Author: Marek Pielach

Journalist at Obserwator Finansowy

Low wages don’t matter in modern manufacturing

PIELACH Niskie płace nie liczą się w nowoczesnej produkcji JAMNIK

Millions of people moving from the countryside to urban factories as a recipe for the economic no longer works. Products that provide a decent margin are manufactured by workers in developed countries, and some of them will soon be replaced by robots and 3D printers.

“If labor represents a smaller share of costs, more production may happen in richer countries, closer to consumers,” explains Mary Hallward-Driemeier, an economist with the World Bank and co-author of the report “Trouble in the Making? The Future of Manufacturing-Led Development”.

Industry will certainly remain a lever for economic growth for developing countries, but it is no longer the perfect tool as it was back in the mid-1900s for the countries of Southeast Asia. So far, industrialization has provided two advantages: higher productivity and the creation of many jobs. Low but widely available wages limited social inequality and tension. This is a thing of the past, however, as modern factories do not need so many workers anymore. Industrialization continues to bring economic growth, but no longer promises mass employment.

This is obviously a far-reaching generalization, because there is no such thing as a single industry employing one type of employees. The great value of the report is that it distinguishes five manufacturing subsectors on the basis of their labor intensity and export ratios.

In the first group there are labor-intensive and capital-intensive regional industries (wood, food, metals etc.). In the second group there are commodity-based regional industries (chemicals, fuel). Export ratios in excess of 50 per cent are only found in the subsequent groups – labor-intensive manufacturing employing low-skilled workers (textiles, furniture), as well as those slightly better skilled (machine manufacturing). The fifth group, i.e. global innovative production requiring high skills (computers, electronics, pharmaceuticals), is in a class of its own. In that group export ratios exceed 75 per cent, and employment is low.

“Some manufacturing industries will remain feasible entry points for hitherto less industrialized countries and drivers of low-skill employment,” the economists of the World Bank state reassuringly, adding that this applies, for example, to the second group, i.e. manufacturers basing themselves on local commodities, as neither automation nor exports limited by distances have a significant impact here. Countries with low labor costs still have a chance in the third group, i.e. in the labor-intensive production of basic goods. The automation process has not yet gone very far in the production of textiles, shoes and clothing. Finally, newcomers to the industrialization process are also left with the traditional start from low-quality and low-price production for the internal market.

This is how China started before it became the world’s factory. Today it produces 25 per cent of goods on the planet, while 60 per cent are produced in highly developed countries.
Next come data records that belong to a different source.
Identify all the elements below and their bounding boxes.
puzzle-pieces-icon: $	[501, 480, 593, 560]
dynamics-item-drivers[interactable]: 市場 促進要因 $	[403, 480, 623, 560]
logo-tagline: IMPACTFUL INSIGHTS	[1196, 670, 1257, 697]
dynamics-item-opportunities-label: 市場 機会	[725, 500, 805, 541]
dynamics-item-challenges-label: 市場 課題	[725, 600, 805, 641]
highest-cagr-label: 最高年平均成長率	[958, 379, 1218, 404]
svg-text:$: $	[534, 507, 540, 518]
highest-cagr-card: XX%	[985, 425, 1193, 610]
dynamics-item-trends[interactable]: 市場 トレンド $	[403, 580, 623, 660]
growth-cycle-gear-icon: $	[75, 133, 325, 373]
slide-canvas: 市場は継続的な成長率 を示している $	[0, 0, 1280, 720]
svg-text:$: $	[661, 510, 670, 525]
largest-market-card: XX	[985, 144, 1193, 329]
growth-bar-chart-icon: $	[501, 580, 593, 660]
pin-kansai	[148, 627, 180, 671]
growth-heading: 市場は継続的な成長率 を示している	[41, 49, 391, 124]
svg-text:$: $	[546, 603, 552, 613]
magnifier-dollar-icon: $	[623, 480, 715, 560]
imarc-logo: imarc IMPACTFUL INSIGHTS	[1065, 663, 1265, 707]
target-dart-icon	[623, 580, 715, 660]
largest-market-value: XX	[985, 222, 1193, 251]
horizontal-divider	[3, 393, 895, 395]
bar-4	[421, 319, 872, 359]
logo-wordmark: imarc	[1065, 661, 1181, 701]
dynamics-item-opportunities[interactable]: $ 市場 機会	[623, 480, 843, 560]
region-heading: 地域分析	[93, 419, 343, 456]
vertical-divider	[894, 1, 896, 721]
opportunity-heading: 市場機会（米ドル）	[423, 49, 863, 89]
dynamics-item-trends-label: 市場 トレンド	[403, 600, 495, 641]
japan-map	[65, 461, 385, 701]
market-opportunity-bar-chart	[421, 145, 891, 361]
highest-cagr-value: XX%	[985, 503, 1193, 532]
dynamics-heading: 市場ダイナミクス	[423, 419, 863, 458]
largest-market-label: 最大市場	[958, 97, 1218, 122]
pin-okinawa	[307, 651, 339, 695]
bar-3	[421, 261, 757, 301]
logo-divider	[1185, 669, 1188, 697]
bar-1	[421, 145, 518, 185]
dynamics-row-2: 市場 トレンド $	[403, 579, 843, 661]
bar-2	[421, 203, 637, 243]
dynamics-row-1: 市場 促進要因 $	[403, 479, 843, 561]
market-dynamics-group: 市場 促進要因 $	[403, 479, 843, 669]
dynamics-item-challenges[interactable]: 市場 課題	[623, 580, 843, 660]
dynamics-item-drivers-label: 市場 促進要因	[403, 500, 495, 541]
Back in 1994 these proportions were quite different – highly developed countries had a share in the global production close to 90 per cent, and China’s share did not exceed 5 per cent.

China’s climb up the global production ladder is also partly responsible for the current problems of the countries that would like to repeat its success, even if on a smaller scale. Firstly, China has practically monopolized simple manufacturing, leaving no room for others. Secondly, global trade has slowed down significantly, not only due to the crisis of 2008, but also due to the end of the commodities super-cycle, which is most visible in the decline of Chinese orders. Thirdly, China’s dominant position has spurred protectionist measures in many developed countries.

Taking all this into account, the report brings better news for workers in developed countries than those in developing ones. Yes, a technological revolution is already taking place: Industry 4.0 based on robots, automation, artificial intelligence, and increasingly mass-scale 3D printing of smaller product series. Employees may therefore feel threatened, but according to the World Bank they should not. Automation itself only poses a threat to 2-8 per cent of today’s jobs and certainly will also bring about the creation of entirely new professions.

This can be seen clearly in the famous example of Adidas’ so-called speed factories in Ansbach, Germany and in Atlanta, USA. These plants, based on 3D printing, shortened the design-to-production cycle of one shoe model from 18 months to one week, and their production capacity is 500,000 pairs of shoes per year. A thousand unskilled workers in Vietnam have lost their jobs to 160 technicians in Germany and the USA. These numbers are impressive until we realize that Adidas produces 300 million pairs of shoes per year, and still employs thousands of people in Asia for this purpose. The relocation of production of such a scale to 3D printers, if considered at all, would probably take years.

The report on manufacturing brings one more valuable observation: that production is paradoxically not the most important thing. The support and services related to the finished product are more valuable. And so in the case of the Nokia N95 phone, the parts accounted for only 33 per cent of its value, while their assembly accounted for barely 2 per cent, and services accounted for the remaining 66 per cent of the value.

It is therefore clear that countries that want to develop not only need a wise industrial policy, but also need to find advantages in the product value chain that could become global.